Auf der Zielgeraden

Brüssel · Der Machtkampf um den Posten des EU-Kommissionspräsidenten ist im vollen Gange. Dabei geht es nicht nur um die Frage: Juncker, Ja oder Nein? Sondern darum: Wer setzt sich durch: das Parlament oder die Staatenlenker?

Nur zwei Tage nach den Europawahlen ist der Kampf um die Top-Jobs in der EU gestern voll entbrannt. Wenige Stunden bevor die Staats- und Regierungschefs am Abend zu einem Gipfeltreffen nach Brüssel kamen, stellten sich die Fraktionsvorsitzenden im Europäischen Parlament hinter den Wahlsieger vom Sonntag, Jean-Claude Juncker. Man habe ihm ein "klares Mandat" erteilt, mit allen politischen Gruppen zu verhandeln, sagte der Chef der Sozialdemokraten, Hannes Swoboda. Juncker braucht mindestens 376 der 751 Stimmen, um von den Volksvertretern zum neuen Kommissionspräsidenten gekürt zu werden.

Wenige Stunden vor dem Sondergipfel der 28 Staats- und Regierungschefs kommt der Beschluss jedoch einer Kampfansage gleich. Denn der Lissabonner Vertrag sieht vor, dass der Nachfolger von José Manuel Barroso ab 1. November "im Lichte des Wahlergebnisses" von den Chefs vorgeschlagen werden muss. Im Parlament befürchtet man allerdings, dass die Ministerpräsidenten sich über diese Klausel hinwegsetzen, weil in diesem Kreis weder Schulz noch Juncker auf uneingeschränkte Unterstützung stoßen. Gerade der britische Premier David Cameron und der ungarische Regierungschef Viktor Orbán gelten als erbitterte Gegner des früheren Euro-Gruppen-Chefs Juncker. Beide könnten zwar überstimmt werden, da zur Nominierung eines neuen Kommissionspräsidenten lediglich eine qualifizierte Mehrheit notwendig ist. Vor allem Kanzlerin Angela Merkel wird aber nachgesagt, keine Entscheidung zulassen zu wollen, die London brüskieren würde. Sie sprach sich gestern in Brüssel für eine breite Mehrheit im Kreis der Staatenlenker aus.

Die könnte allerdings schwierig werden. Juncker gilt in den Reihen der ehemaligen Kolleginnen und Kollegen im Regierungsamt - der frühere luxemburgische Premier hatte den EU-Gipfeln selbst 18 Jahre lang angehört - als Vertreter einer harten Sparlinie. Genau die wollen aber Cameron und Frankreichs Staatspräsident François Hollande auf den Prüfstand stellen. "Wir brauchen keinen Sparzwang, sondern Wachstum", hatte Hollande am Montagabend in einer Fernsehansprache gesagt, nachdem seine Sozialisten tags zuvor weit abgeschlagen hinter dem rechtsnationalen Front National gelandet waren. Cameron unterstützt ihn in diesem Punkt und will die beschlossenen Auflagen zur strikten Haushaltssanierung lockern - bis sich die Wirtschaft erholt habe.

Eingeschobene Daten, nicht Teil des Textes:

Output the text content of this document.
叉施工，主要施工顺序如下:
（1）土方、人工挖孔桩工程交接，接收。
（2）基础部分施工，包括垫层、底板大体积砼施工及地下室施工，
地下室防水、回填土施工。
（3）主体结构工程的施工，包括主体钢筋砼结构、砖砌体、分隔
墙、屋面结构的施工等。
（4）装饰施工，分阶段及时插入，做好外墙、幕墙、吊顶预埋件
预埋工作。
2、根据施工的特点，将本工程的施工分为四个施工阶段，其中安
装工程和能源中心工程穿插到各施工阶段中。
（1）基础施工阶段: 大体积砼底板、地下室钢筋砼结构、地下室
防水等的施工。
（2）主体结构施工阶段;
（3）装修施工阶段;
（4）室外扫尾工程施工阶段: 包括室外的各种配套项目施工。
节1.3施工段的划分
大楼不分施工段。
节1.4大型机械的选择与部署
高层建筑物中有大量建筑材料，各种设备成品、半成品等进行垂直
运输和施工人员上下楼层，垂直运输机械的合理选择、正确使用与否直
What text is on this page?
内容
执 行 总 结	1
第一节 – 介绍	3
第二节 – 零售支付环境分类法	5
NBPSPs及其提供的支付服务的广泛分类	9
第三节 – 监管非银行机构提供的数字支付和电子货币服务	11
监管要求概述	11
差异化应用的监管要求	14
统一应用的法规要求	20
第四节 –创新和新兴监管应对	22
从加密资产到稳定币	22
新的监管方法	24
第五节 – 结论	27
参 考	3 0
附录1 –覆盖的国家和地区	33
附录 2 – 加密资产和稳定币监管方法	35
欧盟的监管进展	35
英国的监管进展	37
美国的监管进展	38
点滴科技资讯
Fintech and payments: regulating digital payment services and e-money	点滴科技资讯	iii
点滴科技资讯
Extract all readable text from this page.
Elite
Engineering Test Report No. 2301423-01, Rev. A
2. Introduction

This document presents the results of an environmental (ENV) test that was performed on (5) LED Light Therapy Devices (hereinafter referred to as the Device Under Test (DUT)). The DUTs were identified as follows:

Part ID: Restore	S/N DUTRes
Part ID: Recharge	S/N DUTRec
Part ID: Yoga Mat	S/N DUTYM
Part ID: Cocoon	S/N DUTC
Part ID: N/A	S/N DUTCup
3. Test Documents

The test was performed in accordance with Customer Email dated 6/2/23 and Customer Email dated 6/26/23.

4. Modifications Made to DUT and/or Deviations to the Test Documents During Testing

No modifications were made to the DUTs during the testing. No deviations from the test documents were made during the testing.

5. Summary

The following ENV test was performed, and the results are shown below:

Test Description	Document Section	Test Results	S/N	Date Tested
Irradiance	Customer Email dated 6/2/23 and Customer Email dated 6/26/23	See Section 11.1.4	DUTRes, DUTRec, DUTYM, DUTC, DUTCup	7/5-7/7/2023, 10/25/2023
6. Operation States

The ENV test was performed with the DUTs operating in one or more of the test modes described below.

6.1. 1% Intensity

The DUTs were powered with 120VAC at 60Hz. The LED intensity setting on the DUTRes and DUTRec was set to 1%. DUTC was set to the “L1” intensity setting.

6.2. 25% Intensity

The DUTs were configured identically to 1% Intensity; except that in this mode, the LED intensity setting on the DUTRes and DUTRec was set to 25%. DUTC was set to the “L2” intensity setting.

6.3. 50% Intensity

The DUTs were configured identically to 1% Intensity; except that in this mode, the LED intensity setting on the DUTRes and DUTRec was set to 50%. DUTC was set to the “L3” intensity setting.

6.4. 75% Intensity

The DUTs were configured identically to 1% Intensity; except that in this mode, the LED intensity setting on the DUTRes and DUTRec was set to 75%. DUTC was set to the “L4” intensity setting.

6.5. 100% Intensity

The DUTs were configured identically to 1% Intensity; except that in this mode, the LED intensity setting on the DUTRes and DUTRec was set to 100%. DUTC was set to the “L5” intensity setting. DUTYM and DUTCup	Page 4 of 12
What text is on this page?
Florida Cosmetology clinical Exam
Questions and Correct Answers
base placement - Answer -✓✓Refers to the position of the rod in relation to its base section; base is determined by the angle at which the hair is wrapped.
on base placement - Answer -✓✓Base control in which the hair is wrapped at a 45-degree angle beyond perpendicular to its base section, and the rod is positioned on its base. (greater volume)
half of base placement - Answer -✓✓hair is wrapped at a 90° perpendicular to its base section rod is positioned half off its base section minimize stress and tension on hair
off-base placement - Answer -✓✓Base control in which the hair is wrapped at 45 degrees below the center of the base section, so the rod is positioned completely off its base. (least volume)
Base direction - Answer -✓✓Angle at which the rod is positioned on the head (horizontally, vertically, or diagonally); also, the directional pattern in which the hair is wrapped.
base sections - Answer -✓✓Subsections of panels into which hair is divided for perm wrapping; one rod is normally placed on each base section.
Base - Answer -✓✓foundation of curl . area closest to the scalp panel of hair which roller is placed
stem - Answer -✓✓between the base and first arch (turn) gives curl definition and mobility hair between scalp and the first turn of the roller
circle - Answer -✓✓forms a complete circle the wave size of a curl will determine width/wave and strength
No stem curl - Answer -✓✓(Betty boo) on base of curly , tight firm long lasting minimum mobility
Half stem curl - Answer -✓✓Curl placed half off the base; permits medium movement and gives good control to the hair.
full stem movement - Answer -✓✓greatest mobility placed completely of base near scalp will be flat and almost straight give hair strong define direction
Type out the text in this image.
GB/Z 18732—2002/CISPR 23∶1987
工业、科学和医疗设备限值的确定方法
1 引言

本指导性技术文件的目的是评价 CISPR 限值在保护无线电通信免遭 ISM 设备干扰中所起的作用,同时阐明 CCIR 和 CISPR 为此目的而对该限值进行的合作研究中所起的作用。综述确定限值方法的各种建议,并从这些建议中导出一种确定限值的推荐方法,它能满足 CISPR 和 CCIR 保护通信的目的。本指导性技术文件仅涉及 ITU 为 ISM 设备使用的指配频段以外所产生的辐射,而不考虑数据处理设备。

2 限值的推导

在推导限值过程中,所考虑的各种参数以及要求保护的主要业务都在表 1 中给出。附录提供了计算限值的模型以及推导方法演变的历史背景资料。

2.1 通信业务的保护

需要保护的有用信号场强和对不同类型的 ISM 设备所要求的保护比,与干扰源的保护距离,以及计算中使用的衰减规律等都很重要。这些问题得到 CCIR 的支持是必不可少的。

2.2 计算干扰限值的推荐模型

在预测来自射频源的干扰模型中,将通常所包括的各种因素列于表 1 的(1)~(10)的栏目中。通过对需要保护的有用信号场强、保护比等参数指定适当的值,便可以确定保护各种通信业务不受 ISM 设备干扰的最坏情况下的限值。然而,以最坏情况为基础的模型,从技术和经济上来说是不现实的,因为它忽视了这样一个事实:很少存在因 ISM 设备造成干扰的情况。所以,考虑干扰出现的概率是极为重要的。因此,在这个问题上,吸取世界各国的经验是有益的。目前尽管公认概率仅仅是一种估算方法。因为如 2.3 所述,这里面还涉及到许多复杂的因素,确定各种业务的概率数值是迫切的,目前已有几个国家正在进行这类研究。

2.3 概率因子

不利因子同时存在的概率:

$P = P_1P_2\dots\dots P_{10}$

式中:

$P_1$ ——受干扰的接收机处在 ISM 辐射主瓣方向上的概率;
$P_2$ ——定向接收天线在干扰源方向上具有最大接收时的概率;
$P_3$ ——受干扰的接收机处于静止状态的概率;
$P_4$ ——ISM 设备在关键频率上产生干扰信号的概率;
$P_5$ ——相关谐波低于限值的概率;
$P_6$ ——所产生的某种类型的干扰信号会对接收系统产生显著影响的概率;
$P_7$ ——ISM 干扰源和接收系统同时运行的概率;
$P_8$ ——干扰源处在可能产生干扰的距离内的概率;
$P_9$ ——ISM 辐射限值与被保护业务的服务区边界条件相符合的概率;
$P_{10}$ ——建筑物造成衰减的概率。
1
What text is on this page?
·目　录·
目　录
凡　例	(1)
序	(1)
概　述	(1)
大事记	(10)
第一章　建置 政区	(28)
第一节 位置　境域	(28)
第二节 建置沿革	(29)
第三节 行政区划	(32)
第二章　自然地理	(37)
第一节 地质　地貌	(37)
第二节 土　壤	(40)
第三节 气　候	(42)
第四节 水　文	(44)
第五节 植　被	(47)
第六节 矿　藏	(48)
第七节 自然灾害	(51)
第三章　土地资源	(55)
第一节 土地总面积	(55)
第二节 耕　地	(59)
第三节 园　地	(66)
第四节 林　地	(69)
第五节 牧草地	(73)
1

Beim Treffen am Abend wurden zwar noch keine Beschlüsse erwartet, auch die Personalie Juncker wolle man frühestens beim Gipfel Ende Juni beschließen, teilten Diplomaten vor Beginn mit. Allerdings soll intern die Ausrichtung der Gemeinschaft sehr wohl besprochen werden. Ratspräsident Herman Van Rompuy habe entsprechende Überlegungen in einem Thesenpapier zusammengefasst, das er den Staats- und Regierungschefs vorlegen werde. "Wenn man sich über die künftigen Grundlinien der EU-Politik verständigt hat, dann wird man sich fragen, wer diese am besten als Chef der Europäischen Kommission umsetzen dürfte", sagte ein hoher EU-Diplomat gestern.

Eine schnelle Entscheidung für Juncker erscheint auch deswegen unwahrscheinlich, weil der EU-Gipfel in den nächsten Wochen ein größeres Paket an Top-Jobs schnüren muss. Neben dem Posten des Kommissionspräsidenten werden im Herbst auch die Jobs des Parlamentschefs, des Ratspräsidenten, des Hohen Beauftragten für die Außen- und Sicherheitspolitik sowie ein möglicherweise hauptamtlicher Vorsitzender der Euro-Gruppe zu besetzen sein. Hinter den Kulissen spekuliert man, ob die Kanzlerin der SPD und damit auch den europäischen Sozialdemokraten eine Unterstützung für Juncker mit einem "verlockenden Angebot" für Martin Schulz abkaufen könne. Der bisherige Parlamentspräsident und Spitzenkandidat der Sozialdemokraten für die EU-Wahl ist als Vizepräsident der EU-Kommission im Gespräch. Die Idee stößt zumindest im EU-Parlament auf Gegenliebe. Fraktionschef Swoboda: "Es wird sicher so sein, das wir für Martin Schulz eine starke Position in der Kommission verlangen. Aber die Nummer Eins wird Herr Juncker sein."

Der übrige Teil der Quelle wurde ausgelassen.